Prime Minister Nawaz Sharif, addressing the ‘Water for Life Conference 2015’ in Dushanbe, stated that to safeguard a sustainable and prosperous future for the coming generations, availability of water resources is essential. He said that, two thirds of the world population could be facing water shortages; however, Pakistan was determined to provide access to water for residential consumers, industries and agriculture. If there is such an awareness of the water crisis, the question that arises is, that why hasn’t the government still done anything about it?

The International Monetary Fund recently warned Pakistan about the water scarcity, one that could threaten all aspects of national economy. Blaming “lack of proper management” for this predicament; it stated us to be among the world’s 36 most water-stressed countries and the situation to get worse, with the increase in population. Pakistan has the necessary natural endowment and one of the world’s most extensive irrigation systems. However, a lack of interest, one that has been overlooked by the state, given a prolific focus on terrorism, state security and a political warfare, has made this very real problem look as if it is only secondary.

The per capita annual water availability in Pakistan has dropped fundamentally due to population growth, from 5,600 cubic metres at independence, to the current level of 1,017 cubic metres, and is projected to decline further under the current infrastructure and institutional conditions.

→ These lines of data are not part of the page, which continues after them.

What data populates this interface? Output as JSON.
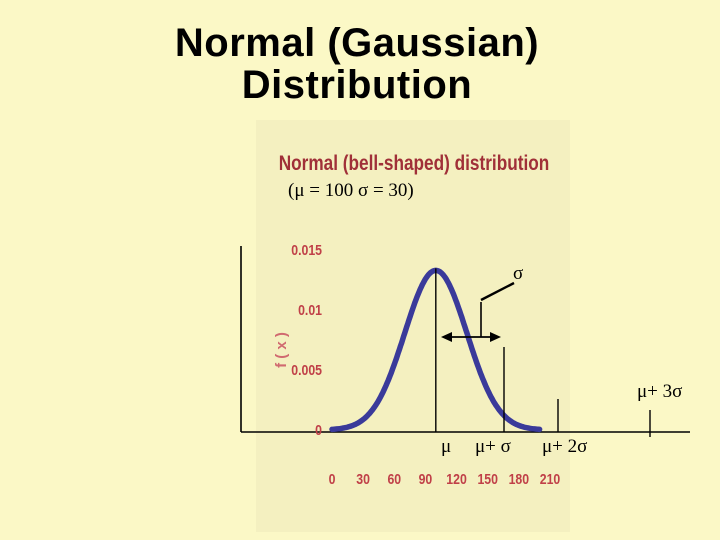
{
  "slide": {
    "title_line1": "Normal (Gaussian)",
    "title_line2": "Distribution"
  },
  "chart_data": {
    "type": "line",
    "title": "Normal (bell-shaped) distribution",
    "subtitle": "(μ = 100 σ = 30)",
    "ylabel": "f ( x )",
    "xlabel": "",
    "mean": 100,
    "sd": 30,
    "x_ticks": [
      0,
      30,
      60,
      90,
      120,
      150,
      180,
      210
    ],
    "y_ticks": [
      0,
      0.005,
      0.01,
      0.015
    ],
    "y_tick_labels": [
      "0",
      "0.005",
      "0.01",
      "0.015"
    ],
    "xlim": [
      0,
      210
    ],
    "ylim": [
      0,
      0.015
    ],
    "grid": false,
    "series": [
      {
        "x": [
          0,
          10,
          20,
          30,
          40,
          50,
          60,
          70,
          80,
          90,
          100,
          110,
          120,
          130,
          140,
          150,
          160,
          170,
          180,
          190,
          200
        ],
        "values": [
          0.0001,
          0.0002,
          0.0005,
          0.0009,
          0.0018,
          0.0033,
          0.0055,
          0.0081,
          0.0106,
          0.0126,
          0.0133,
          0.0126,
          0.0106,
          0.0081,
          0.0055,
          0.0033,
          0.0018,
          0.0009,
          0.0005,
          0.0002,
          0.0001
        ]
      }
    ],
    "annotations": {
      "sigma": "σ",
      "mu": "μ",
      "mu_plus_sigma": "μ+ σ",
      "mu_plus_2sigma": "μ+ 2σ",
      "mu_plus_3sigma": "μ+ 3σ"
    },
    "colors": {
      "curve": "#3a3a9a",
      "title": "#a03038",
      "axis_text": "#c04048",
      "background": "#fbf8c6"
    }
  }
}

Moreover, the demand for water is on the rise, projected to reach 274 million acre-feet (MAF) by 2025, while supply is expected to remain stagnant at 191 MAF, resulting in a demand-supply gap of approximately 83 MAF. Why is it that the state still does not see this as an alarming problem for the country, one that is threatening to wipe out our future generations?

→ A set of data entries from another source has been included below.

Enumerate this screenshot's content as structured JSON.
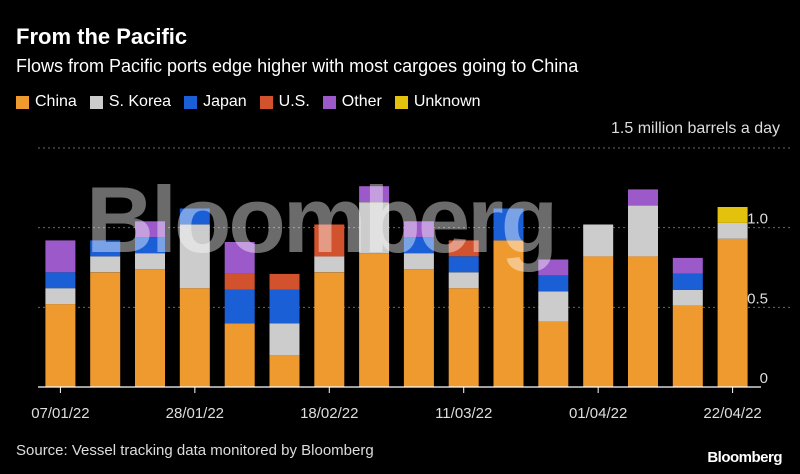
{
  "header": {
    "title": "From the Pacific",
    "subtitle": "Flows from Pacific ports edge higher with most cargoes going to China"
  },
  "unit_label": "1.5 million barrels a day",
  "source": "Source: Vessel tracking data monitored by Bloomberg",
  "brand": "Bloomberg",
  "watermark": "Bloomberg",
  "colors": {
    "China": "#ef9a2f",
    "S. Korea": "#cccccc",
    "Japan": "#1a5fd6",
    "U.S.": "#d2522e",
    "Other": "#9b59c9",
    "Unknown": "#e3c20e",
    "grid": "#6a6a6a",
    "axis": "#ffffff"
  },
  "chart_data": {
    "type": "bar",
    "stacked": true,
    "title": "From the Pacific",
    "subtitle": "Flows from Pacific ports edge higher with most cargoes going to China",
    "ylim": [
      0,
      1.5
    ],
    "yticks": [
      0,
      0.5,
      1.0
    ],
    "ytick_labels": [
      "0",
      "0.5",
      "1.0"
    ],
    "x_tick_labels": [
      {
        "index": 0,
        "label": "07/01/22"
      },
      {
        "index": 3,
        "label": "28/01/22"
      },
      {
        "index": 6,
        "label": "18/02/22"
      },
      {
        "index": 9,
        "label": "11/03/22"
      },
      {
        "index": 12,
        "label": "01/04/22"
      },
      {
        "index": 15,
        "label": "22/04/22"
      }
    ],
    "categories": [
      "07/01/22",
      "14/01/22",
      "21/01/22",
      "28/01/22",
      "04/02/22",
      "11/02/22",
      "18/02/22",
      "25/02/22",
      "04/03/22",
      "11/03/22",
      "18/03/22",
      "25/03/22",
      "01/04/22",
      "08/04/22",
      "15/04/22",
      "22/04/22"
    ],
    "series": [
      {
        "name": "China",
        "values": [
          0.52,
          0.72,
          0.74,
          0.62,
          0.4,
          0.2,
          0.72,
          0.84,
          0.74,
          0.62,
          0.92,
          0.41,
          0.82,
          0.82,
          0.51,
          0.93
        ]
      },
      {
        "name": "S. Korea",
        "values": [
          0.1,
          0.1,
          0.1,
          0.4,
          0.0,
          0.2,
          0.1,
          0.32,
          0.1,
          0.1,
          0.0,
          0.19,
          0.2,
          0.32,
          0.1,
          0.1
        ]
      },
      {
        "name": "Japan",
        "values": [
          0.1,
          0.1,
          0.1,
          0.1,
          0.21,
          0.21,
          0.0,
          0.0,
          0.1,
          0.1,
          0.2,
          0.1,
          0.0,
          0.0,
          0.1,
          0.0
        ]
      },
      {
        "name": "U.S.",
        "values": [
          0.0,
          0.0,
          0.0,
          0.0,
          0.1,
          0.1,
          0.2,
          0.0,
          0.0,
          0.1,
          0.0,
          0.0,
          0.0,
          0.0,
          0.0,
          0.0
        ]
      },
      {
        "name": "Other",
        "values": [
          0.2,
          0.0,
          0.1,
          0.0,
          0.2,
          0.0,
          0.0,
          0.1,
          0.1,
          0.0,
          0.0,
          0.1,
          0.0,
          0.1,
          0.1,
          0.0
        ]
      },
      {
        "name": "Unknown",
        "values": [
          0.0,
          0.0,
          0.0,
          0.0,
          0.0,
          0.0,
          0.0,
          0.0,
          0.0,
          0.0,
          0.0,
          0.0,
          0.0,
          0.0,
          0.0,
          0.1
        ]
      }
    ],
    "legend": [
      "China",
      "S. Korea",
      "Japan",
      "U.S.",
      "Other",
      "Unknown"
    ],
    "legend_position": "top-left",
    "grid": true
  }
}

If on an international forum, Pakistan is being urged to focus on demand- side measures that promote conservation and control of excessive groundwater exploitation, but execution on the part of our state is almost nonexistent. With politicians, that have magnanimously declared the countries needs over their own, we are yet to see when the water crisis would be taken on by them. One can say, that since, they are not getting any direct glory or benefit from investing in a more regulatory water distribution and management; only silence can be heard from them, regarding such a startling crisis.